I have tried suicide twice.
That, and one of my earliest memories is me keeping my breath as a kid, in bed before falling asleep, because my kid-logic thought that would mean I wouldn't wake up in the morning.
Shit, I don't know any ten year-old who thinks like this, and it's part of the reason I'm convinced there's something wrong with my brain. Kids don't do that stuff.
As a 31-year old with depression, OCD, antisocial, history of drugs and suicide attempts, what are realistic ways to decrease my unhappiness?
I have (almost completely) decided to try to outlive my parents, and preferably my sister, too. (However, the thought of my parents dying causes serious panic attacks).
Question is: what can I do to decrease the amount of evenings I cry myself to sleep for no apparent reason?
The second question: Music can have such a strong effect on my emotions that I have been avoiding all TV and radio for years. Does anyone else do this? What's it called?
Third one: As an addict who uses about 3 grams of good street quality "speed" (amphetamine, not meth) a day, what effects can I expect in 2, 5, 10, 20 years?
I have been using speed daily for over a year now. Without interruptions. I daily take an SNRI, an NDRI, 2 kinds of antipsychotics and a beta-blocker, after being officially diagnosed as having : schizoid personality disorder, narcissistic personality disorder, severe depression, severe OCD and an IQ of 134.
I think that these questions sum up nicely the situation I'm in right now. Unfortunately, Quora is full of politically correct writers, so the answers were very disappointing. Which is why I'm trying again as a Secret Writer on Steemit. Thanks to for organizing this opportunity!
If you talk to me, there's no sign of any of the above. I'm not visibly suicidal, I'm even quite funny. I'm not an obvious junkie, I have a well-paid job which I've had for years. I own a house, have a company car, eat well and generally seem content.

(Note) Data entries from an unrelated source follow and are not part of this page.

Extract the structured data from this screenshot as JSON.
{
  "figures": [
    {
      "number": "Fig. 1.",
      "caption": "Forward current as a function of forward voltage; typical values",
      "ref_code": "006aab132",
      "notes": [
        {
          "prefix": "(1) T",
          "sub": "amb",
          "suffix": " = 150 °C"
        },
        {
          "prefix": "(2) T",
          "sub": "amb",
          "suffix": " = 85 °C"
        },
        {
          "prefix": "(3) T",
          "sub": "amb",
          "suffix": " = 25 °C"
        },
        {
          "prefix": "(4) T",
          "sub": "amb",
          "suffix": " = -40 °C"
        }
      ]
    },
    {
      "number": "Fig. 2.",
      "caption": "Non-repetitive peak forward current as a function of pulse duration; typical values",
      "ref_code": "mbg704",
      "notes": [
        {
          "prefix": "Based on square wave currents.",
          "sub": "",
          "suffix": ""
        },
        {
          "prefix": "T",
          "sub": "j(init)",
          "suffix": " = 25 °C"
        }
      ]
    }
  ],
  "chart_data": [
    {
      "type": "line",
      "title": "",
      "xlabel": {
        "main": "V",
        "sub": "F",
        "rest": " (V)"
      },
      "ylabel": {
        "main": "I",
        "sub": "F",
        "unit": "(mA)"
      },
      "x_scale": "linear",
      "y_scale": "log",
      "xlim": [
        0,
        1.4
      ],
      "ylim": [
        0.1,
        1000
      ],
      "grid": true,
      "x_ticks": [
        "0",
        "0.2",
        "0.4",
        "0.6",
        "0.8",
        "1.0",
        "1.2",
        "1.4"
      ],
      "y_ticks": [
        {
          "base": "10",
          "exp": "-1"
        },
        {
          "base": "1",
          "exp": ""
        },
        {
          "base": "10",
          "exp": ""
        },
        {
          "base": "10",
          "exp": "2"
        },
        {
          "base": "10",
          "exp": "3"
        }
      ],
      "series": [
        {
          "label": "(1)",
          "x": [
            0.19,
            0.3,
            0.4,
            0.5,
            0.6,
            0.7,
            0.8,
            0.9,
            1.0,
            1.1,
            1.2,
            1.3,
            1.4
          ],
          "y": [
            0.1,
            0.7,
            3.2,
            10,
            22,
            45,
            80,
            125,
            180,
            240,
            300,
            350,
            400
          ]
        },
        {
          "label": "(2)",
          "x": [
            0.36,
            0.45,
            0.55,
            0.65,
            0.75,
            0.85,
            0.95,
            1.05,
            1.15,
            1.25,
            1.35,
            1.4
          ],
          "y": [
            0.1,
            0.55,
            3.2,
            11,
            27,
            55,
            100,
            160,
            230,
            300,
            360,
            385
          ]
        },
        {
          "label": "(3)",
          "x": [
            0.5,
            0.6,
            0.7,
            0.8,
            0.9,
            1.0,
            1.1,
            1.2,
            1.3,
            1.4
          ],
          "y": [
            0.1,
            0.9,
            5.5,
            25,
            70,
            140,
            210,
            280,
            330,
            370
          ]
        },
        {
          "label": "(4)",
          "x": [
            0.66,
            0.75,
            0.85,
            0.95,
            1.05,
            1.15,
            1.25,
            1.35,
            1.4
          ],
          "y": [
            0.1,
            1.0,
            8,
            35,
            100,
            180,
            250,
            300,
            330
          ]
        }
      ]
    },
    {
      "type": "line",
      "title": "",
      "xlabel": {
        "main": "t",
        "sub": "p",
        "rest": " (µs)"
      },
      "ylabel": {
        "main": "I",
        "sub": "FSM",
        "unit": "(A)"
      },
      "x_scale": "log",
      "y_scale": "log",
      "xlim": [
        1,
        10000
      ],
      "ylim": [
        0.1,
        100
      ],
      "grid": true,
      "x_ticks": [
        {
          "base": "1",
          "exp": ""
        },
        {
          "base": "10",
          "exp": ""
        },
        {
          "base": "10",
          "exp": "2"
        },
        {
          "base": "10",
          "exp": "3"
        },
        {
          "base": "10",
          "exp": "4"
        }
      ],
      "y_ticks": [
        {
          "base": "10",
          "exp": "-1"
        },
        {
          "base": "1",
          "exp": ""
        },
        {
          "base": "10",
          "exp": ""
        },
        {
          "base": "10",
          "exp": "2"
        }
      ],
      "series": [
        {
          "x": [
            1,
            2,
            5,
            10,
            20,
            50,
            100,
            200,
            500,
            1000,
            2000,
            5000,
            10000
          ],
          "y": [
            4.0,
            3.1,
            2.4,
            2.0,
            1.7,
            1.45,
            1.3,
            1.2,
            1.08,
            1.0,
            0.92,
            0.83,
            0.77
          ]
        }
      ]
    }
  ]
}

Yet, there's not a day that I don't think about suicide. I could be talking to my boss about some project at work, while my thoughts are focused on possible methods I could use.
However, as you can see, I have decided to try to outlive my parents and my sister. I just can't handle the thought of them being hurt by my selfish escape. So now I wait.
To make the wait bearable, I am a hardcore substance abuser. I honestly believe I was born with a deficiency of several chemicals that the brain needs to function, like serotonin and dopamine. I'm a toxico-maniac, a self-medicator.
Unfortunately, I'm rapidly getting such a huge tolerance for my drugs, that the positive effects are long gone. I just use them not to collapse now.
Which brings me to the point of my story: what do I do?
I have no options left. Don't say therapy, I've tried and tried but I can see right through it. I experience no pleasure, except from very high doses of certain drugs. I have to survive for my close family, but I don't want to spend the following 40 years feeling like this.
I wish I was never born.
But I can't let my parents find out I feel this way, it would hurt them so much. Any advice appreciated.